Il existe plusieurs pré­po­si­tions ou locutions pré­po­si­tionnelles qui, suivies d’un in­fi­ni­tif, peuvent ex­pri­mer la cause. Comme toujours dans le cas des in­fi­ni­tives, le sujet logique de l’in­fi­ni­tif doit être le mê­me que celui du verbe de la principale.

1. Pour + in­fi­ni­tif passé

Cette uti­li­sation de pour est relativement fréquente. Il faut savoir interpréter le sens cor­rec­te­ment, puis­que, suivi de l’in­fi­ni­tif passé, pour exprime la cause, alors que suivi de l’in­fi­ni­tif pré­sent, il exprime le but :

Pour avoir attendu trop longtemps, nous n’avons plus pu réserver de maison pour les vacances.
Il a eu une amende pour ne pas avoir bouclé sa ceinture de sécurité.
Pour ne pas avoir été vidées [in­fi­ni­tif passé passif négatif] depuis deux mois, les poubelles commençaient à sentir terriblement mauvais.

L’équi­va­lent en finnois de ces in­fi­ni­tifs serait une cons­truc­tion participiale : odotettuamme liian pitkään ou une proposition introduite par koska, kun etc.

2. Faute de

La locution faute de suivie d’un in­fi­ni­tif introduit une cause négative : faute d’obéir = parce qu’il n’obéit pas.

Faute d’avoir déposé son dossier de bourse à temps, il n’a pas pu aller étudier en France.
Faute d’avoir essayé toi-mê­me, tu ne peux pas savoir quelles sensations procure le saut à l’élastique.
De nombreux jeunes adultes affirment rester à la maison faute de trouver du travail et un logement.

Bon à savoir pour les apprenants de FLE…

L’expression contient donc toujours une négation non exprimée : faute d’avoir déposé son dossier de bour­se à temps équivaut à pour ne pas avoir déposé son dossier de bourse à temps. Cette nuance n’est pas tou­jours bien perçue par les usagers de la langue. Il faut en effet éviter d’uti­li­ser un in­fi­ni­tif à la forme négative, qui « an­nulerait » l’effet de la négation : faute de ne pas avoir dé­po­sé de dossier si­gni­fie­rait « parce qu’il a déposé un dossier » (alors qu’il n’aurait pas dû le faire). Le sens exact de la cons­truc­tion faute de + in­fi­ni­tif échappe ainsi à de nombreux fran­co­pho­nes. On a relevé sur Internet (février 2017) plusieurs centaines d’occurrences de la suite *fau­te de ne pas avoir :

Un jeune adolescent est mort la semaine dernière *faute de ne pas avoir reçu l’organe qui aurait pu lui sauver la vie. [forme correcte : faute d’avoir reçu]
Il s’agit de biens qui, pour une partie n’apparaissaient pas dans les bilans précédents, *faute de ne pas avoir tenu compte dans l’évaluation de l’actif de la dépréciation de la monnaie.
[Extrait d’un traité de droit commercial. Forme correcte : faute d’avoir tenu compte. De plus, cette formulation contrevient à la règle de l’identité du sujet, le sujet logique serait biens, qui ne peut pas être le sujet de ne pas avoir tenu compte.]

3. À force de

L’expression à force de indique une cause qui se répète et introduit préférentiellement une CircAP :

À force de skier tous les jours sur le lac, elle était très bronzée.
À force de réviser les verbes, tu finiras bien par les apprendre.
À force de lui expliquer, nous avons réussi à le convaincre.
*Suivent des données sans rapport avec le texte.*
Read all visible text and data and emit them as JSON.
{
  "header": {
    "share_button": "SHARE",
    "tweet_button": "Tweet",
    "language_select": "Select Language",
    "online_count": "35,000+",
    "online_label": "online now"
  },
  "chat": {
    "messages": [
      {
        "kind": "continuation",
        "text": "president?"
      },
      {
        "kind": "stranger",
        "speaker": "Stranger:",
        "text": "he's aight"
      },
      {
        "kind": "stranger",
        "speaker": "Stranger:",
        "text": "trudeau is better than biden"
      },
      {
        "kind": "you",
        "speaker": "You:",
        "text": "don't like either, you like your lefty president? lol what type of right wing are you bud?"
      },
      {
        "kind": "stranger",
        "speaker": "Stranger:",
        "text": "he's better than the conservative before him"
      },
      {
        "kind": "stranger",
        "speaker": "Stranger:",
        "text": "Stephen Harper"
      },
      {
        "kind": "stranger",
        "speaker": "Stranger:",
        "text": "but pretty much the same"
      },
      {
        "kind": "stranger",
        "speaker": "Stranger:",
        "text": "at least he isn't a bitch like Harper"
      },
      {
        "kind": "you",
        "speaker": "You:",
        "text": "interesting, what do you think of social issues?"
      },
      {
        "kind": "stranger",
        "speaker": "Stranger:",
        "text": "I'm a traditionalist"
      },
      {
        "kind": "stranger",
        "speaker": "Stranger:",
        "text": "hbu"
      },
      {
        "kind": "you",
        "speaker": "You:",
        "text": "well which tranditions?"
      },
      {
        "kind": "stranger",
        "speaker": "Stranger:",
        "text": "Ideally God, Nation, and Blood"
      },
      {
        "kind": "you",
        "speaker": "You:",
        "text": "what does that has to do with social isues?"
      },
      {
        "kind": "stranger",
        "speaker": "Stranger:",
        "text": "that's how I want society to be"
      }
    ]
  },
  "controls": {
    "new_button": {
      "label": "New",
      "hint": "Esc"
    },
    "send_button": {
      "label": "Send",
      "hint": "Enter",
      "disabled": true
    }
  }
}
La locution à force de implique une idée de répétition, d’exagération, d’insistance. Elle signifie en gé­né­ral qu’on a fait quelque chose trop souvent, trop fort, trop longtemps etc. :

À force de crier à cause du bruit ambiant, il ne pouvait presque plus parler.
À force de frotter la table, tu as fini par la rayer.
À force d’appuyer, il a cassé la vitre.
À force de regarder l’écran, j’ai les yeux qui me brulent.

Toutes ces phrases expriment un résultat dû à une action répétée :

à force de crier à cause du bruit ambiant = parce qu’il avait crié fort
à force de frotter la table = parce que tu as frotté trop fort
à force d’appuyer = parce qu’il a appuyé trop fort
à force de regarder l’écran = parce que j’ai regardé l’écran (très/trop) longtemps.

Pour cette raison, on n’uti­li­se en général pas d’adverbe intensif du type trop / très, car une telle manière de dire serait tautologique: *à force de crier trop longtemps, *à force d’appuyer trop fort etc. En re­vanche, on pourrait dire à force d’appuyer si fort…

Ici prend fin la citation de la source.